The obvious answer to what amounts to faithlessness on my part is, of course, "But what's wrong with a Pope who sets the example? Not so much for other Popes who will follow him but for the bishops and priests now?" To which I would say that the loss of faith within the Church is great indeed if bishops and priests needed the Pope to remind them by token headline-generating gestures that each of us is called on to imitate Christ. If their daily Mass, recreating the supreme sacrifice in persona Christi does not already remind them daily and call them to true imitation of Christ, nothing will - certainly not the fleeting example of self-deprivation and self-abasement by other humans like them, even if he happens to be the Pope.

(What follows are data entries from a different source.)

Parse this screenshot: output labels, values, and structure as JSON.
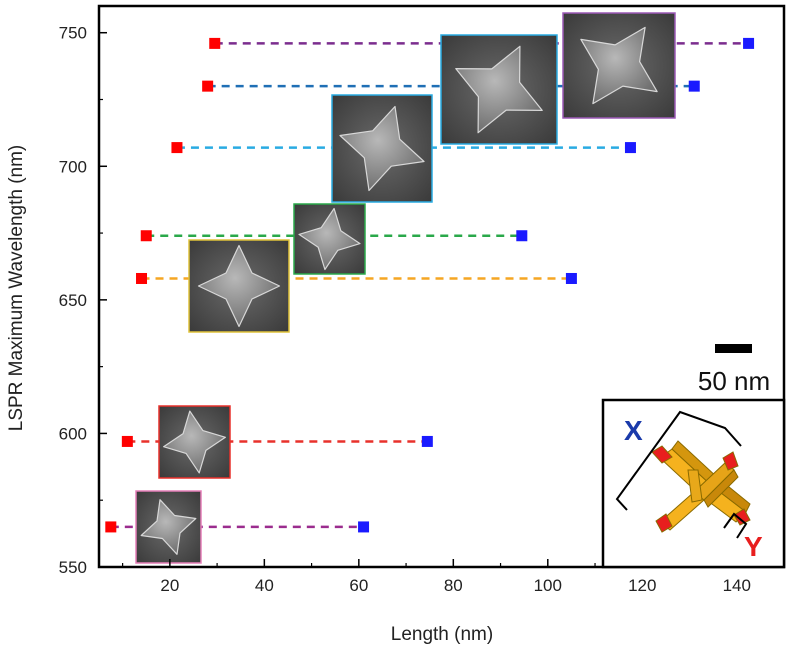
{
  "chart_data": {
    "type": "scatter",
    "title": "",
    "xlabel": "Length (nm)",
    "ylabel": "LSPR Maximum Wavelength (nm)",
    "xlim": [
      5,
      150
    ],
    "ylim": [
      550,
      760
    ],
    "xticks": [
      20,
      40,
      60,
      80,
      100,
      120,
      140
    ],
    "yticks": [
      550,
      600,
      650,
      700,
      750
    ],
    "grid": false,
    "series": [
      {
        "color": "#9b2c8e",
        "y": 565,
        "y_length": 7.5,
        "x_length": 61
      },
      {
        "color": "#e8312b",
        "y": 597,
        "y_length": 11,
        "x_length": 74.5
      },
      {
        "color": "#f5a623",
        "y": 658,
        "y_length": 14,
        "x_length": 105
      },
      {
        "color": "#2aa84a",
        "y": 674,
        "y_length": 15,
        "x_length": 94.5
      },
      {
        "color": "#29abe2",
        "y": 707,
        "y_length": 21.5,
        "x_length": 117.5
      },
      {
        "color": "#1f6fb5",
        "y": 730,
        "y_length": 28,
        "x_length": 131
      },
      {
        "color": "#7b2d8e",
        "y": 746,
        "y_length": 29.5,
        "x_length": 142.5
      }
    ],
    "marker_colors": {
      "y_length": "#ff0000",
      "x_length": "#1a1aff"
    },
    "insets": [
      {
        "series": 0,
        "frame_color": "#e57fb8"
      },
      {
        "series": 1,
        "frame_color": "#e8312b"
      },
      {
        "series": 2,
        "frame_color": "#e0c33a"
      },
      {
        "series": 3,
        "frame_color": "#2aa84a"
      },
      {
        "series": 4,
        "frame_color": "#29abe2"
      },
      {
        "series": 5,
        "frame_color": "#29abe2"
      },
      {
        "series": 6,
        "frame_color": "#9b59b6"
      }
    ],
    "scale_bar_label": "50 nm",
    "diagram_labels": {
      "x": "X",
      "y": "Y"
    }
  }
}
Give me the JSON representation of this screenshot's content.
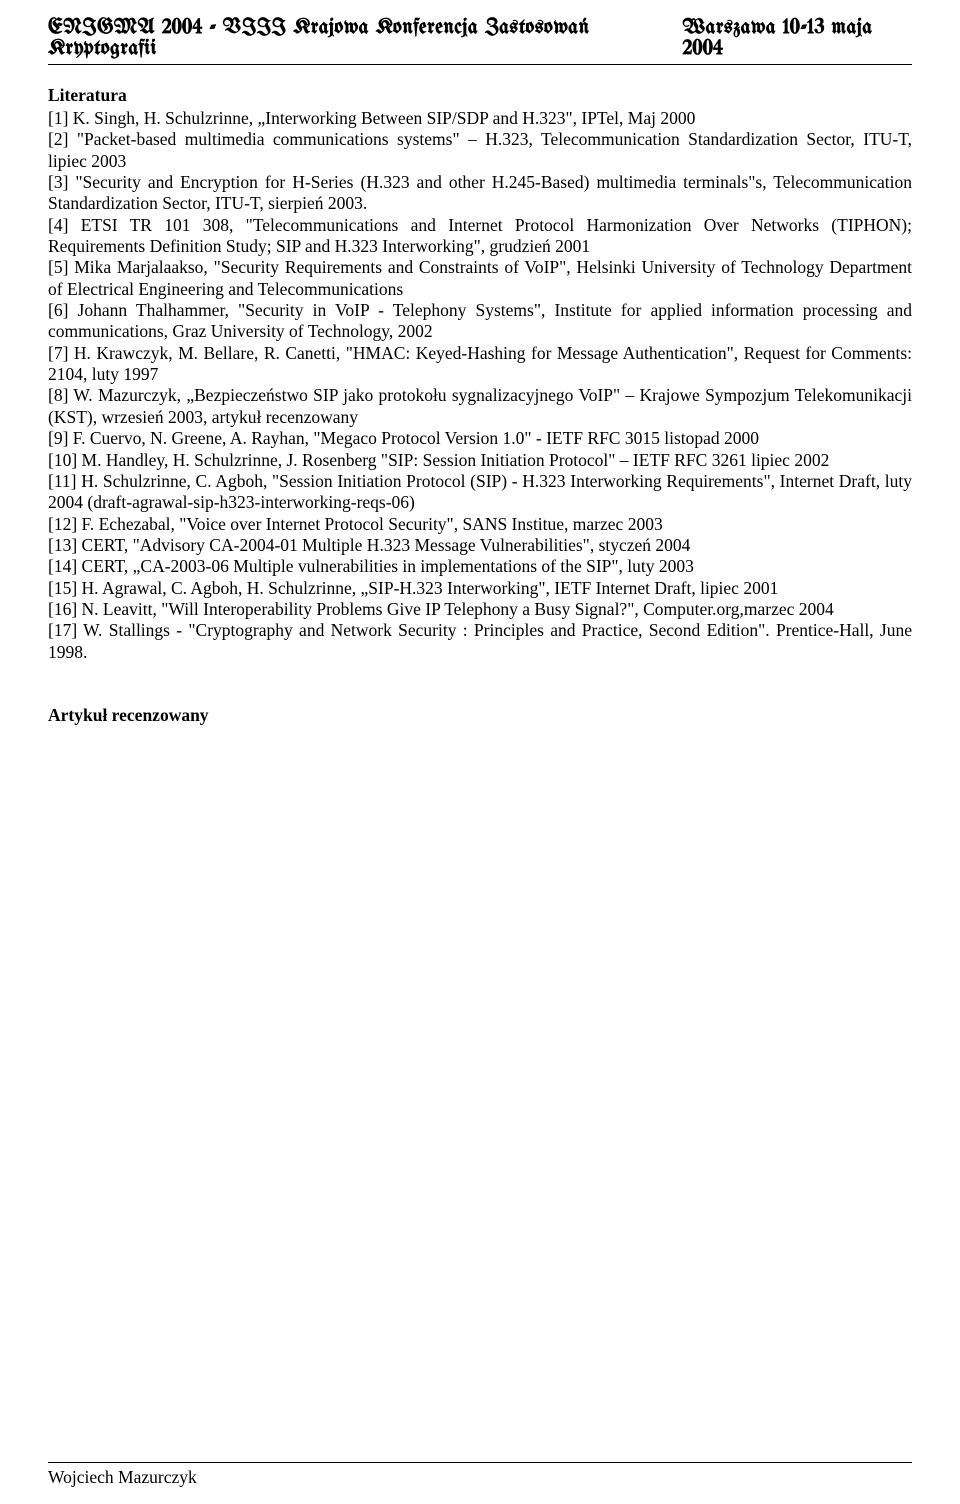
{
  "header": {
    "left": "ENIGMA 2004 - VIII Krajowa Konferencja Zastosowań Kryptografii",
    "right": "Warszawa 10-13 maja 2004"
  },
  "section_title": "Literatura",
  "references": [
    "[1] K. Singh, H. Schulzrinne, „Interworking Between SIP/SDP and H.323\", IPTel, Maj 2000",
    "[2] \"Packet-based multimedia communications systems\" – H.323, Telecommunication Standardization Sector, ITU-T, lipiec 2003",
    "[3] \"Security and Encryption for H-Series (H.323 and other H.245-Based) multimedia terminals\"s, Telecommunication Standardization Sector, ITU-T, sierpień 2003.",
    "[4] ETSI TR 101 308, \"Telecommunications and Internet Protocol Harmonization Over Networks (TIPHON); Requirements Definition Study; SIP and H.323 Interworking\", grudzień 2001",
    "[5] Mika Marjalaakso, \"Security Requirements and Constraints of VoIP\", Helsinki University of Technology Department of Electrical Engineering and Telecommunications",
    "[6] Johann Thalhammer, \"Security in VoIP - Telephony Systems\", Institute for applied information processing and communications, Graz University of Technology, 2002",
    "[7] H. Krawczyk, M. Bellare, R. Canetti, \"HMAC: Keyed-Hashing for Message Authentication\", Request for Comments: 2104, luty 1997",
    "[8] W. Mazurczyk, „Bezpieczeństwo SIP jako protokołu sygnalizacyjnego VoIP\" – Krajowe Sympozjum Telekomunikacji (KST), wrzesień 2003, artykuł recenzowany",
    "[9] F. Cuervo, N. Greene, A. Rayhan, \"Megaco Protocol Version 1.0\" - IETF RFC 3015 listopad 2000",
    "[10] M. Handley, H. Schulzrinne, J. Rosenberg \"SIP: Session Initiation Protocol\" – IETF RFC 3261 lipiec 2002",
    "[11] H. Schulzrinne, C. Agboh, \"Session Initiation Protocol (SIP) - H.323 Interworking Requirements\", Internet Draft, luty 2004 (draft-agrawal-sip-h323-interworking-reqs-06)",
    "[12] F. Echezabal, \"Voice over Internet Protocol Security\", SANS Institue, marzec 2003",
    "[13] CERT, \"Advisory CA-2004-01 Multiple H.323 Message Vulnerabilities\", styczeń 2004",
    "[14] CERT, „CA-2003-06 Multiple vulnerabilities in implementations of the SIP\", luty 2003",
    "[15] H. Agrawal, C. Agboh, H. Schulzrinne, „SIP-H.323 Interworking\", IETF Internet Draft, lipiec 2001",
    "[16] N. Leavitt, \"Will Interoperability Problems Give IP Telephony a Busy Signal?\", Computer.org,marzec 2004",
    "[17] W. Stallings - \"Cryptography and Network Security : Principles and Practice, Second Edition\". Prentice-Hall, June 1998."
  ],
  "reviewed_label": "Artykuł recenzowany",
  "footer_author": "Wojciech Mazurczyk",
  "style": {
    "page_bg": "#ffffff",
    "text_color": "#000000",
    "body_font_size_pt": 13,
    "header_font_size_pt": 16,
    "line_color": "#000000"
  }
}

Francis of Assisi himself, the alter Christus - who visited the Pope in Rome at least twice in his lifetime - never called on the Popes of his time to despoliate themselves and the Church, and live like the Franciscans did, begging for a living. As a good Catholic, he knew what function the Pope plays and that he carries out his office within and according to a tradition that had developed over centuries - more than a millennium already, in Francis's time - a tradition not tarnished but re-burnished even after a Pope like Alexander Borgia.

Nor was St. Francis made so giddy by his self-mortification to forget that there are other ways - including that of the Popes - to live Christ's Gospel.

What disturbs me further is that Cardinal Bergoglio is no naive bishop who is unaware of the overwhelmingly disproportionate media influence on global public opinion and of the attention he is generating. Where does he draw the line between genuine humility and allowing the onslaught of adulatory commentary to build up about his persona, not about Christ and the Papacy?

Even if he may think that all the attention he is getting is "all the better to spread my message", it is not the message of Christ that is being spread by all the media hullaballoo, but their 'shock and awe' over the never-ending novelties from someone who happens to be their celebrity du jour. It is about him as a person - Jorge Bergoglio as Pope - not about the Pope as the Vicar of Christ. The effect of all the novelties is the very opposite of self-effacement.

And with that, I will gladly put on sackcloth and ashes once again. and seek to make my personal amends, as the Act of Contrition says, for even thinking as I do and expressing my thoughts, especially on Good Friday.